Christmas was pretty nice... it was certainly small this year but i'm not complaining. I didn't ask for much, nor did i really need anything. Lots of gift cards and such so today should be an eventful shopping day. I also have to call my boss today and i'm Drrreeeaaading it. So I was scheduled to work new years day which really sucked because i had tentative plans to go to needham for the night and meet up with friends from boston. But i'm realizing that it would very dangerous for me to stay up all night and drive home at like 6, not having a clue as to where i'm going. apparently thats prime drunk driving time. meanwhile, I asked this girl who's the most unreliable person on earth to cover for me on NY day. she's a junior in high school, lives like 10 minutes from work and if she is even doing anything to celebrate she's not leaving town. so clearly she should work for me... but will she call me back? probably not.
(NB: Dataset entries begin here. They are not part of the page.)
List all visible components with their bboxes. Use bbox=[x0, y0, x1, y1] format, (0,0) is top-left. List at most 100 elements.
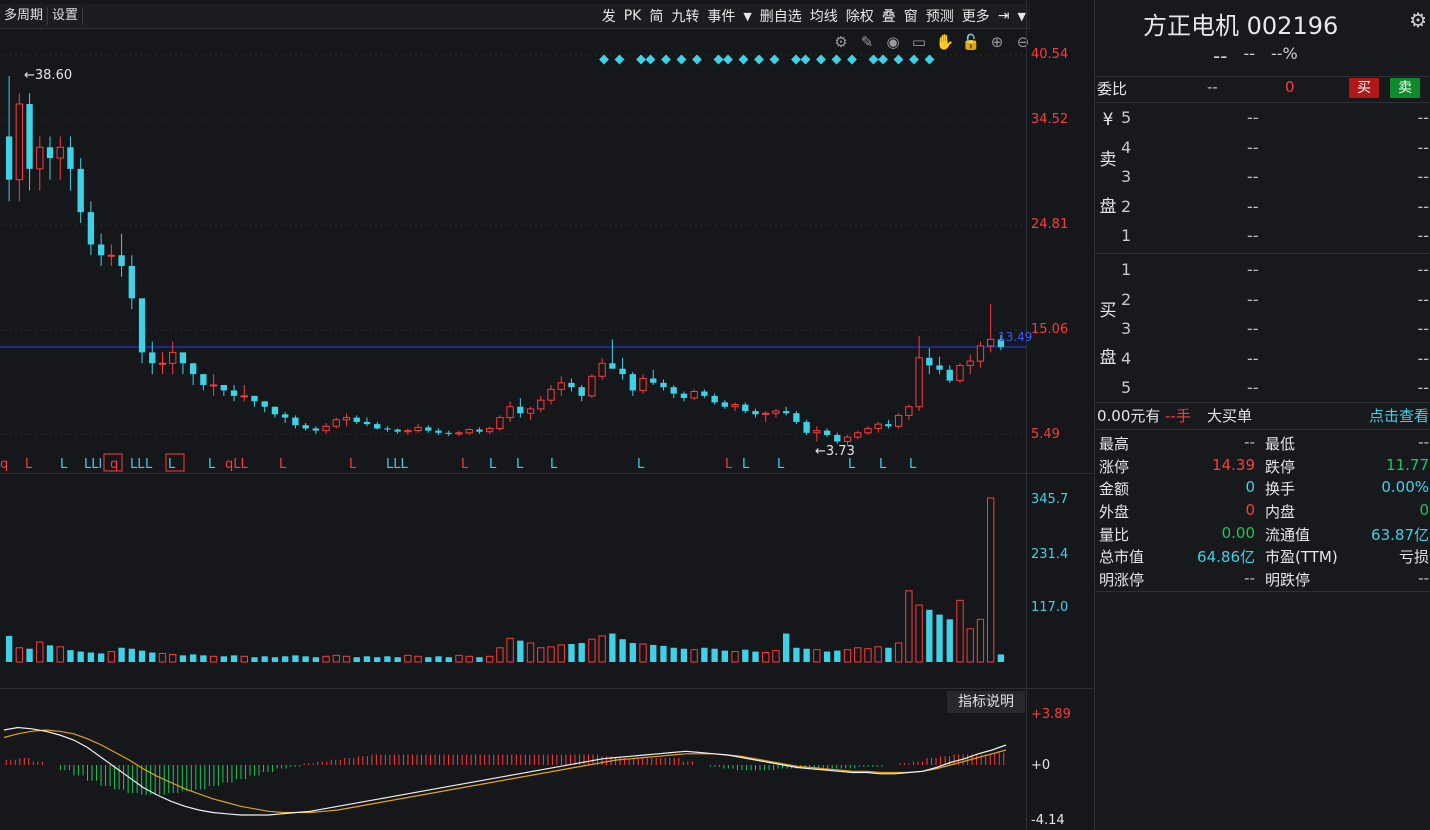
dropdown-icon[interactable]: ▼ bbox=[1017, 9, 1026, 23]
volume-bar bbox=[169, 653, 177, 663]
candle-body bbox=[353, 417, 360, 422]
candle-body bbox=[77, 168, 84, 213]
signal-marker: L bbox=[725, 457, 733, 472]
candle-body bbox=[342, 417, 351, 421]
settings-icon[interactable]: ⚙ bbox=[834, 33, 848, 51]
hand-icon[interactable]: ✋ bbox=[935, 33, 955, 51]
candle-body bbox=[864, 427, 872, 434]
level-volume: -- bbox=[1417, 196, 1429, 216]
stat-row: 金额 0 换手 0.00% bbox=[1095, 478, 1430, 501]
toolbar-item[interactable]: ▼ bbox=[743, 9, 752, 23]
toolbar-item[interactable]: 事件 bbox=[707, 9, 736, 25]
level-volume: -- bbox=[1417, 226, 1429, 245]
candle-body bbox=[711, 395, 718, 403]
volume-bar bbox=[200, 655, 207, 662]
level-volume: -- bbox=[1417, 348, 1429, 368]
candle-body bbox=[823, 430, 831, 435]
candle-body bbox=[282, 414, 289, 418]
toolbar-item[interactable]: 发 bbox=[601, 9, 616, 25]
view-link[interactable]: 点击查看 bbox=[1368, 407, 1429, 425]
buy-level-row: 2 -- -- bbox=[1095, 290, 1430, 318]
volume-bar bbox=[56, 646, 64, 663]
candle-body bbox=[609, 363, 616, 369]
volume-bar bbox=[97, 653, 105, 662]
candle-body bbox=[200, 374, 207, 385]
divider bbox=[1095, 429, 1430, 430]
stat-value: 63.87亿 bbox=[1371, 525, 1429, 544]
candle-body bbox=[240, 395, 248, 398]
toolbar-item[interactable]: 预测 bbox=[925, 9, 954, 25]
volume-bar bbox=[986, 497, 995, 663]
sell-level-row: 4 -- -- bbox=[1095, 138, 1430, 166]
level-price: -- bbox=[1247, 137, 1259, 157]
signal-diamond bbox=[713, 54, 724, 65]
stat-label: 明跌停 bbox=[1265, 571, 1311, 590]
stat-label: 总市值 bbox=[1099, 548, 1145, 567]
chart-area[interactable]: 多周期 设置 发 PK 简九转 事件 ▼ 删自选 均线 除权叠窗预测 更多 ⇥ ▼ ⚙ ✎ ◉ ▭ ✋ 🔓 ⊕ ⊖ … bbox=[0, 0, 1093, 830]
volume-bar bbox=[619, 639, 626, 662]
signal-marker: L bbox=[742, 457, 750, 472]
lock-icon[interactable]: 🔓 bbox=[961, 33, 981, 51]
volume-axis-label: 117.0 bbox=[1031, 600, 1069, 615]
volume-bar bbox=[864, 648, 872, 663]
volume-bar bbox=[772, 650, 780, 663]
candle-body bbox=[956, 364, 964, 382]
toolbar-item[interactable]: 除权 bbox=[845, 9, 874, 25]
signal-marker: L bbox=[349, 457, 357, 472]
toolbar-item[interactable]: 多周期 bbox=[0, 7, 49, 25]
toolbar-item[interactable]: 更多 bbox=[961, 9, 990, 25]
candle-body bbox=[936, 365, 943, 370]
basket-icon[interactable]: ▭ bbox=[911, 33, 927, 51]
volume-bar bbox=[690, 649, 698, 663]
volume-bar bbox=[435, 656, 442, 662]
candle-body bbox=[56, 146, 64, 159]
toolbar-item[interactable]: 简 bbox=[649, 9, 664, 25]
stat-label: 最高 bbox=[1099, 435, 1130, 453]
candle-body bbox=[557, 382, 565, 390]
toolbar-item[interactable]: 九转 bbox=[671, 9, 700, 25]
volume-bar bbox=[752, 651, 759, 662]
volume-bar bbox=[915, 604, 923, 663]
stat-value: -- bbox=[1244, 569, 1255, 588]
gear-icon[interactable]: ⚙ bbox=[1409, 8, 1427, 32]
toolbar-item[interactable]: 叠 bbox=[881, 9, 896, 25]
volume-bar bbox=[976, 618, 985, 663]
toolbar-item[interactable]: 删自选 bbox=[759, 9, 802, 25]
zoom-in-icon[interactable]: ⊕ bbox=[990, 33, 1004, 51]
level-number: 2 bbox=[1121, 196, 1132, 216]
volume-bar bbox=[414, 655, 422, 663]
pin-right-icon[interactable]: ⇥ bbox=[997, 8, 1010, 24]
signal-diamond bbox=[893, 54, 904, 65]
sell-level-row: 5 -- -- bbox=[1095, 108, 1430, 136]
candle-body bbox=[476, 429, 483, 432]
volume-bar bbox=[526, 642, 535, 663]
candle-body bbox=[220, 384, 227, 391]
divider bbox=[1095, 102, 1430, 103]
candle-body bbox=[547, 388, 555, 401]
toolbar-item[interactable]: 均线 bbox=[809, 9, 838, 25]
volume-bar bbox=[639, 643, 647, 663]
volume-bar bbox=[946, 619, 953, 662]
volume-bar bbox=[107, 651, 116, 663]
candle-body bbox=[363, 421, 371, 425]
pen-icon[interactable]: ✎ bbox=[860, 33, 874, 51]
toolbar-item[interactable]: 窗 bbox=[903, 9, 918, 25]
volume-bar bbox=[332, 654, 340, 663]
toolbar-item[interactable]: PK bbox=[623, 8, 642, 24]
candle-body bbox=[894, 414, 903, 427]
sell-button[interactable]: 卖 bbox=[1390, 78, 1420, 98]
toolbar-item[interactable]: 设置 bbox=[48, 7, 84, 25]
buy-button[interactable]: 买 bbox=[1349, 78, 1379, 98]
candle-body bbox=[128, 266, 135, 299]
volume-bar bbox=[742, 649, 749, 662]
eye-icon[interactable]: ◉ bbox=[886, 33, 900, 51]
volume-bar bbox=[445, 657, 452, 662]
level-price: -- bbox=[1247, 260, 1259, 279]
signal-marker: q bbox=[0, 457, 8, 472]
volume-bar bbox=[220, 656, 227, 662]
signal-diamond bbox=[831, 54, 842, 65]
indicator-help-button[interactable]: 指标说明 bbox=[947, 691, 1025, 713]
dea-line bbox=[3, 729, 1007, 814]
volume-bar bbox=[803, 648, 810, 662]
Also, i've had to work thanksgiving, christmas eve, xmas day and the day after xmas, and she hasn't worked ANY holidays. so yeah, what a bitch!! My family decided i should just call my boss and tell him i can't work and he'll have to find somebody. now, he knows the whole story, how i just want to go to a party and its really not imperative that i go, and he said it was up to me to find a replacement. but as the boss, i guess it would be his responsibility to find replacement if i can't work... afterall, he makes the schedules. gahh i dont' know what to do, but for my own mental and emotional health, i am NOT sitting at home on new years eve. i know this much. and my apologies to those of you who don't care... i just needed to complain. :)
I can't wait to go back to boston. CAN'T WAIT! my sanity is waiting for me at 54 Pilgrim Rd. til then I shall continue dealing with the humdrum life of attleboro.